The College-Admissions Essay Fatality: How the Supreme Court Landed the Final Blow

Yesterday’s Supreme Court decision declared that race-conscious admissions programs are unconstitutional. However, colleges are still allowed to consider how race has affected an applicant’s life when mentioned in their admissions essay. This ruling has sparked speculation about the potential value of personal essays in expressing one’s racial background. The end of affirmative action will not only impact how colleges select students but also how teenagers present themselves to colleges.

To navigate this new landscape, applicants must portray themselves as diverse and authentic. Admissions directors and consultants recognize the need to educate students on writing about their true selves in a different way. Without the ability to use race as a criterion, students may feel compelled to write plainly about how their race and experiences of racism have shaped them as applicants.

This emphasis on race in college essays can lead to a reduction of personal narratives into generic formulas, simplifying a person’s life into easily understood types. This trend coincides with the increasing use of generative AI, such as ChatGPT, to assist in writing college application essays. However, relying on AI for these essays can result in robotic and clichéd narratives that fail to showcase individual creativity.

Essays that focus on struggles and trauma narratives have become popular among Black and minority applicants who believe this showcases their diversity. Research has shown that essay content and style can predict income better than SAT scores, with lower-income students more likely to discuss abuse, economic insecurity, and immigration. Similarly, female applicants to engineering programs tend to foreground their gender. These predictable scripts align with the capabilities of AI language models, which excel at generating banal and unoriginal content.

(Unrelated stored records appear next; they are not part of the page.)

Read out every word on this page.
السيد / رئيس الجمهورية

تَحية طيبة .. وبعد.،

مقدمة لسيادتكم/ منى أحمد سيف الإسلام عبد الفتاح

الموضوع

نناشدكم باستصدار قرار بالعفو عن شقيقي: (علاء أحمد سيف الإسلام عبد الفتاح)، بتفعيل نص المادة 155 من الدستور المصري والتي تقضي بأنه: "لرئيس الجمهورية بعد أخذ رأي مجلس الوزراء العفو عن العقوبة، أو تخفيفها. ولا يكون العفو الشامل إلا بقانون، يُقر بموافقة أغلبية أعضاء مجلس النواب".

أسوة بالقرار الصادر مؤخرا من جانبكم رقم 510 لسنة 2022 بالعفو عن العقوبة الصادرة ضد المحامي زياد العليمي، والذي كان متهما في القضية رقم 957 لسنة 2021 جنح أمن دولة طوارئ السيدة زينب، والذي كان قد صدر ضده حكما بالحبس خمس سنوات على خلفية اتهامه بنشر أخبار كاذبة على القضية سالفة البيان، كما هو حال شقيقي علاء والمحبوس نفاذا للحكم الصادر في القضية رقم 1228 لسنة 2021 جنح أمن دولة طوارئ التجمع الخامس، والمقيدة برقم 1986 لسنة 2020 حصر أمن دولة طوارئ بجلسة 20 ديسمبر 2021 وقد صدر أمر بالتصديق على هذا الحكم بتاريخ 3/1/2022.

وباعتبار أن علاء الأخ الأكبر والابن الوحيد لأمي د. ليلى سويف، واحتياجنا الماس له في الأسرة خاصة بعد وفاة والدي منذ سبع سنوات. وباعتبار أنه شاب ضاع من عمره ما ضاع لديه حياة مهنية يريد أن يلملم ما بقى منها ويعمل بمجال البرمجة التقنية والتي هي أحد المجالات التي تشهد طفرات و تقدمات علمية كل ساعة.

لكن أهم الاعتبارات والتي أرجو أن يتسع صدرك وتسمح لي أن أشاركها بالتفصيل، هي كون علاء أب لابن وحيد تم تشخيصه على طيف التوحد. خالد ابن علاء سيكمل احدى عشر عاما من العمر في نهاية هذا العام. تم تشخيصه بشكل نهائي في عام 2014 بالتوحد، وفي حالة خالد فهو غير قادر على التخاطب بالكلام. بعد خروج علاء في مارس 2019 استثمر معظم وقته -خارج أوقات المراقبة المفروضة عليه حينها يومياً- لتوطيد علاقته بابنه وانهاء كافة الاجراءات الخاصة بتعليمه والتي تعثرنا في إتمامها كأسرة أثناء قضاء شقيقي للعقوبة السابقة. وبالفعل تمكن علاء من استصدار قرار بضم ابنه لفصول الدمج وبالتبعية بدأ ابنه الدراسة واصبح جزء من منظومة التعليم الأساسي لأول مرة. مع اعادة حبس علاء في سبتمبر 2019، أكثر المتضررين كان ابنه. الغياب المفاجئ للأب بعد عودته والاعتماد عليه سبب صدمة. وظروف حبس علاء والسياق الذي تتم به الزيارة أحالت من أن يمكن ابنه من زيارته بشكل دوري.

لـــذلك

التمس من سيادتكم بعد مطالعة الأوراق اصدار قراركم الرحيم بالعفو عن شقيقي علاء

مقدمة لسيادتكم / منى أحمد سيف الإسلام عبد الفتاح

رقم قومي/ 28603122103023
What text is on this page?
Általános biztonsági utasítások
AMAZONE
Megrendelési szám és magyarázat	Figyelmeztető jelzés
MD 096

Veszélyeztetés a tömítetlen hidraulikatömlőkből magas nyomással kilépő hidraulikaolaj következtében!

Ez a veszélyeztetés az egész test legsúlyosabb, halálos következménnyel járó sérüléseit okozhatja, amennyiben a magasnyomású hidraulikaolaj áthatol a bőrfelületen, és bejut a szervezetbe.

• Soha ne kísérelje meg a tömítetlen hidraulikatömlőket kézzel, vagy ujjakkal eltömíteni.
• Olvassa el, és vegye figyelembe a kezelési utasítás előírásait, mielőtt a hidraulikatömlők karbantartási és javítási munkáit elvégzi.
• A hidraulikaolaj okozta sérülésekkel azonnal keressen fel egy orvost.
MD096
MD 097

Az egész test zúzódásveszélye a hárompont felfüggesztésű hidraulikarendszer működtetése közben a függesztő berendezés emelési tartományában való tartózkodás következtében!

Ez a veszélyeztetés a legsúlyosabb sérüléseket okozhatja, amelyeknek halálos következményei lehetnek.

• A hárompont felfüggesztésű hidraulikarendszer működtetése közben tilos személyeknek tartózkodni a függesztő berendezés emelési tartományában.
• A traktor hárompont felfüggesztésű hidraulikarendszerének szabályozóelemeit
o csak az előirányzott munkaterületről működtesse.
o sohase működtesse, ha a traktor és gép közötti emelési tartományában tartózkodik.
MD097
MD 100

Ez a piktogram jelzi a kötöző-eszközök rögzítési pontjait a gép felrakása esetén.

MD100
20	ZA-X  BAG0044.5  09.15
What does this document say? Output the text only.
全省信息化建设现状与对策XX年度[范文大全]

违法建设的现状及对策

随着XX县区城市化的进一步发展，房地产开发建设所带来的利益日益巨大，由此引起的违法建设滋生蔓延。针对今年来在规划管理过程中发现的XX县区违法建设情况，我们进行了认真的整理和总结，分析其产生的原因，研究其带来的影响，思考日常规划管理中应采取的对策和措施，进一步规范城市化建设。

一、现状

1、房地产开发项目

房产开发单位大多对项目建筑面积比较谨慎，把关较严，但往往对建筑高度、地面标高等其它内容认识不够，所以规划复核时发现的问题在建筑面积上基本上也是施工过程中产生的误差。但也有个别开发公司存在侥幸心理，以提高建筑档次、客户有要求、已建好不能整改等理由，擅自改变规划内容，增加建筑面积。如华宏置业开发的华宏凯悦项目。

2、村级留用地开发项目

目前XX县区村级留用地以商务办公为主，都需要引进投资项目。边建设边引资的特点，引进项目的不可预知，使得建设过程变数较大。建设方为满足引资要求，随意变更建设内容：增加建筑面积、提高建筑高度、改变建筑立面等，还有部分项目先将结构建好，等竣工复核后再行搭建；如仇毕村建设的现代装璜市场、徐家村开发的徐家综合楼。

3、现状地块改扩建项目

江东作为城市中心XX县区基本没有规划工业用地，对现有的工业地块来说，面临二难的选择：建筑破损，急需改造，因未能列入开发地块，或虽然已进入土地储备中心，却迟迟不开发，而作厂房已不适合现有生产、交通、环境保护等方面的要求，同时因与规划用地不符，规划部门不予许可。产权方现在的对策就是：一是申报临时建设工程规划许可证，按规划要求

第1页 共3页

While it is important to explore and express one’s identity, molding one’s race to fulfill an admissions officer’s expectations hinders genuine self-discovery. It parallels the limitations of using AI language models that reproduce existing narratives. Both approaches restrict individuals, preventing them from creating meaningful and unique stories about their identities. Language models merely regurgitate statistical probabilities without reinventing language.

A potential future for college essays is one where race is packaged into canned archetypes reminiscent of chatbot responses. This reductive approach echoes certain Supreme Court opinions that detach race from real-life circumstances. To avoid this, colleges, educators, and students should ensure that the language used to discuss race remains authentic and human. Maintaining the true essence of individual experiences is crucial in promoting diversity and combating historical discrimination.